Gary Weiss has witnessed first-hand how having friends in high places can help further an important cause.
And, that’s a big reason why the photographs of a certain two Southern resident killer whales are likely tacked up on a wall somewhere in the White House by now, or perhaps on the refrigerator.
The daughters of the First Family of the United States, Malia and Sasha Obama, recently became united with two members of J-pod through the Friday Harbor Whale Museum’s Orca Adoption Program. Dr. Weiss presented a pair of adoption certificates and accompanying memorabilia to the president as gifts for his daughters girls at a May 27 roundtable discussion in Washington D.C.
“I wouldn’t say it had really been on his radar before,” he said of the president’s familiarity with issues related to salmon and the Snake River dams. “But he did seem very interested and there is a sense that it’s something he might be able to do through an executive order.”
The gifts are intended to help raise the profile of the plight of the Southern residents and underscore how breaching four dams on the Lower Snake River is the swiftest course of action to provide the endangered population with a greater abundance of food, Chinook salmon, in particular, Weiss said.
United by birth
Customized and enhanced by local orca whale advocate Monika Wieland, the “adoption
papers” are tailored-made for both girls.
The two adoptees, both females, share the same birth year with each girl, respectively. Seventeen-year-old Malia’s adoptive killer whale is J-35 (pictured at left), born in 1998, and 14-year-old Sasha’s is J-37, born in 2001 (pictured below).
A neurologist by profession, father of a marine mammal researcher, Michael, himself a former Whale Museum intern, and a cousin of U.S. Senator Russ Feingold, D-Wisc., Weiss also made a pitch to the president as to why those four dams should be breached.

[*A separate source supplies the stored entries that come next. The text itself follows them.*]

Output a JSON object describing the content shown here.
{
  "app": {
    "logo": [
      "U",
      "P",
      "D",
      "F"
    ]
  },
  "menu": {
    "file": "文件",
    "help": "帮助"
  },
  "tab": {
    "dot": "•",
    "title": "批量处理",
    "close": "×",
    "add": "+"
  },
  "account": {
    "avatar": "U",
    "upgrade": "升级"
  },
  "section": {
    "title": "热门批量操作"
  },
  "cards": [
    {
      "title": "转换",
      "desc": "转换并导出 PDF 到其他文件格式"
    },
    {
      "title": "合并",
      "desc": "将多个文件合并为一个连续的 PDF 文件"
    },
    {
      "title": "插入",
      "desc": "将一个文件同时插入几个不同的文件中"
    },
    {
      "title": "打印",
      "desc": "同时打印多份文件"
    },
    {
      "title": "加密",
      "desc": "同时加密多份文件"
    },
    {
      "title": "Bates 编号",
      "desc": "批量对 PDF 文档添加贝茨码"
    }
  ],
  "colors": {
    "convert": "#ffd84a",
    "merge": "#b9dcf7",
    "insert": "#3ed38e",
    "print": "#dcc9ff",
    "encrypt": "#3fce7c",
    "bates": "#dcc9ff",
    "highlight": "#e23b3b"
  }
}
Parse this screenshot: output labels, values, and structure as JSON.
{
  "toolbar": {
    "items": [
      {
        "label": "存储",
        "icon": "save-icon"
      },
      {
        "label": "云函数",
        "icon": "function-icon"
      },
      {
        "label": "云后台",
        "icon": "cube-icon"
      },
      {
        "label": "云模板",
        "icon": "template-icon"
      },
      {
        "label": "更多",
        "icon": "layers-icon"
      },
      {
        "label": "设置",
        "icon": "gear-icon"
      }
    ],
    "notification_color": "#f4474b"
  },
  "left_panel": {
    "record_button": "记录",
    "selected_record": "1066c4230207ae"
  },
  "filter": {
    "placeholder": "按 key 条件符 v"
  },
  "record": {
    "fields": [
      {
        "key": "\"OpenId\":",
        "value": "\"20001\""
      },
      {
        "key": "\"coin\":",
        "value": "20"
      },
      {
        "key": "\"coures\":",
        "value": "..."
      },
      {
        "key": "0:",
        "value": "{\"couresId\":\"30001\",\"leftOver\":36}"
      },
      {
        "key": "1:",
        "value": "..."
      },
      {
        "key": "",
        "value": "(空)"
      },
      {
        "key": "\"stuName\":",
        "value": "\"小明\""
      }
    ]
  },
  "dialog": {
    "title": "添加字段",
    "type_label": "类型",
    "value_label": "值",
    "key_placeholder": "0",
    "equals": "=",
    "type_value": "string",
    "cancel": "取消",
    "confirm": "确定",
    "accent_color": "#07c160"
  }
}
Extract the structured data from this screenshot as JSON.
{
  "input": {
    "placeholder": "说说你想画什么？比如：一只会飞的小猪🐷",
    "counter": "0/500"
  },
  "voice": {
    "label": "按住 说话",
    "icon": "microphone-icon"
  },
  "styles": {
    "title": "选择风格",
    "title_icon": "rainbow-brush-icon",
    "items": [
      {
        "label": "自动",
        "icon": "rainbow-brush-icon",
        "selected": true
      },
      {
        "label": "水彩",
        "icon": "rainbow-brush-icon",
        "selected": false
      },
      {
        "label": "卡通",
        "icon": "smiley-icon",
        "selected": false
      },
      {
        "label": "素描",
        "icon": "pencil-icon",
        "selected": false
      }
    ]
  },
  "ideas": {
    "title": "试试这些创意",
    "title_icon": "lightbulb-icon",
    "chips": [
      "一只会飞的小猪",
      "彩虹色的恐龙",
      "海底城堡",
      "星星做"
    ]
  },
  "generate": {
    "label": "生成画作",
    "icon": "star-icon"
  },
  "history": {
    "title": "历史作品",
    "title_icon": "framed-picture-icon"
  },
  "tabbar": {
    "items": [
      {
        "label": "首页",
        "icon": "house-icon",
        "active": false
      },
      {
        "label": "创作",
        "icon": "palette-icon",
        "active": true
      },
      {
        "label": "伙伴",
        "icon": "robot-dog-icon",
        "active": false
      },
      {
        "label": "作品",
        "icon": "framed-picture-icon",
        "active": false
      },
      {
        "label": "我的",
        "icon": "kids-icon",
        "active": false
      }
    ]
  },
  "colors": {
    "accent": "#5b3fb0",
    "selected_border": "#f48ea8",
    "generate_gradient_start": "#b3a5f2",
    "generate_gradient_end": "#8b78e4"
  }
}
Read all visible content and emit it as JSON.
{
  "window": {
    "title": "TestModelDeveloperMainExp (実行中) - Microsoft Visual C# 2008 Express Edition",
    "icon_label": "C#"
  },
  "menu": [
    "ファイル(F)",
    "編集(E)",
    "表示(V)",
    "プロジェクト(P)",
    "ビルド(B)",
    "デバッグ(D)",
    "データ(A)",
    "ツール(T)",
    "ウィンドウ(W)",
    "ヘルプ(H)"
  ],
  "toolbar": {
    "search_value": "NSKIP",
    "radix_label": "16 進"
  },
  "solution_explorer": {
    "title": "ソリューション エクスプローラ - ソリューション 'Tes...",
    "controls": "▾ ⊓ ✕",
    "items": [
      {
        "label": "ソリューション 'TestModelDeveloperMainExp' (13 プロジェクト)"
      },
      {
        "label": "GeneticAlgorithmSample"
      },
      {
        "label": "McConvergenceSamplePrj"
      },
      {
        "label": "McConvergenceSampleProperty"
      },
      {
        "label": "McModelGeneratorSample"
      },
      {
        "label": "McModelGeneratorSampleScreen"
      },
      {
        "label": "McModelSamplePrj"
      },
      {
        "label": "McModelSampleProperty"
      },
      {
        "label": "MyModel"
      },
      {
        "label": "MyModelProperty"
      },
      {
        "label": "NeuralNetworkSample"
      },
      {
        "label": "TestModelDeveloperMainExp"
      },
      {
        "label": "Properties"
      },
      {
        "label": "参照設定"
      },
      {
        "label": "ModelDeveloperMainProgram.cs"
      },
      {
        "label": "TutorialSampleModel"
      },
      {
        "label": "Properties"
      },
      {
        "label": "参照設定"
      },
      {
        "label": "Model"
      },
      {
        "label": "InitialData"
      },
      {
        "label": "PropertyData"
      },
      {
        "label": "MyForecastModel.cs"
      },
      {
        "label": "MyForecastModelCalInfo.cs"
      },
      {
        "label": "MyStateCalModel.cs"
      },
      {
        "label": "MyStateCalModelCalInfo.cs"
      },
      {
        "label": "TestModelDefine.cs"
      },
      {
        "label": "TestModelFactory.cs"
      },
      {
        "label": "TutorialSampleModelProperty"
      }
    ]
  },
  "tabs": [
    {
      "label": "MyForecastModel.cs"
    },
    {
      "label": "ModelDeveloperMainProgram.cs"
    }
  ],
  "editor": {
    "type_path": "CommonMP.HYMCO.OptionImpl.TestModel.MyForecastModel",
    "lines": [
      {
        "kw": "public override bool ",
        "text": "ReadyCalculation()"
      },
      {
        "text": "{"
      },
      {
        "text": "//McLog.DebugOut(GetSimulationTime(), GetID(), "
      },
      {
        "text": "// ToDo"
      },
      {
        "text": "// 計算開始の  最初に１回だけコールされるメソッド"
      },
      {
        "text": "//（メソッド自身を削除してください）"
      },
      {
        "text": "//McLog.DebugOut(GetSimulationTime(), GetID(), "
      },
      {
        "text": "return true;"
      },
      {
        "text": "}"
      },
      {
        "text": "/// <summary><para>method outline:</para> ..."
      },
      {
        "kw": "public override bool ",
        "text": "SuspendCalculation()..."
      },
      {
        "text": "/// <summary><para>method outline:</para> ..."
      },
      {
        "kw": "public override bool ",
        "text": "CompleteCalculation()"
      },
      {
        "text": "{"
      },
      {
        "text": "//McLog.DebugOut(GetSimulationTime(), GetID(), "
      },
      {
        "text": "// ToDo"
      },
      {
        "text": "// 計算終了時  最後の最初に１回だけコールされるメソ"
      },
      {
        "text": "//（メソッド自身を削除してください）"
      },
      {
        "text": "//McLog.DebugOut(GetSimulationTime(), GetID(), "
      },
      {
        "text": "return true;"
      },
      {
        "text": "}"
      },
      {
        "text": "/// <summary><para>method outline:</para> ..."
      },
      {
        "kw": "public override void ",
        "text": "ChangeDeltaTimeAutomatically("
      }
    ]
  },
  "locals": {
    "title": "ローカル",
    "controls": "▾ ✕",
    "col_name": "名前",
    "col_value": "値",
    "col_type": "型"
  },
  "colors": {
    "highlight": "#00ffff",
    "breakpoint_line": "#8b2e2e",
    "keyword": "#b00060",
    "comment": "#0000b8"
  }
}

He was one of 25 participants at the roundtable and, in addition to providing the president with a 13-page packet summing up the reasons why the dams should be dismantled, the Florida neurologist was first to raise his hand and be called upon to state his case.
“(Obama) said that he couldn’t really guarantee any result but that he would give the issue a serious look and see what he might be able to do,” said Weiss, adding that Obama accepted the gifts with a healthy dose of humor in spite of the swarm of dam-related statistics lobbed his way.
“His response was, ‘I’m not so sure the White House bathtub is big enough for us to be able to adopt these whales’,” he recalls.
‘Recovery’ remains elusive
Listed endangered under the federal law in 2005, the Southern residents consisted at that time of 88 animals. Made up of three closely related clans, J, K and L pods, the population totals 80 whales today. It hit a 30-year low late last year after a two-plus year drought of newborns, followed more recently by three births over the winter months.
Under a federally mandated recovery plan, the National Oceanic and Atmospheric Administration, tasked with implementing the Endangered Species Act, lists lack of prey (salmon), pollution and disturbance by vessels as the three greatest threats to the Southern residents survival. The population earned a recent distinction, a dubious at that, by becoming one of seven other ESA-listed marine species considered by NOAA to be the most “imperiled of the imperiled.”
The idea of presenting the president with orca adoptions took flight at marine mammal conference last year in Baja Mexico, where Weiss met up with supporters of the locally based Southern Resident Killer Whales Chinook Salmon Initiative. The group has collected thousands of signatures in a few short months on a petition calling for the dismantling of the four Lower Snake River dams, a course of action meant to boost the imperiled orcas primary food source, Chinook salmon.
“Gary was thinking that it would be great to have some kind of connection between the president and the orcas,” Wieland recalls. “I hope something comes out of it in the end.”
The personal touch has worked before, Weiss said.
Economics, ESA collide
It was in Baja, some years back, where the National Resources Defense Council, an environmental advocacy group to which Weiss contributes financially, were able to spare one of the last remaining grey whale breeding grounds from development by urging the president of Mexico, and his wife, to take a tour of the embattled area. The president put a kibosh on the pending project immediately after that visit.
The Snake River Dams reportedly are in need of costly upgrades and repair, and will soon require renewal of a federally issued license to continue to operate. Salmon Initiative supporters contend those improvement costs, borne by taxpayers, exceed whatever economic benefit the federally managed dams provide and take a large toll on the river’s various stocks of threatened and endangered salmon.
The prolonged existence of the dams threatened not only the survival of the Southern residents, but the economic health of the San Juans, Weiss said. While the Salish Sea may be their seasonal hunting grounds, he adds that their recovery is a matter of importance nationwide.
“The Southern residents are kind of America’s whales, not just the Pacific Northwest’s,” he said. “Losing them would be a true American tragedy.”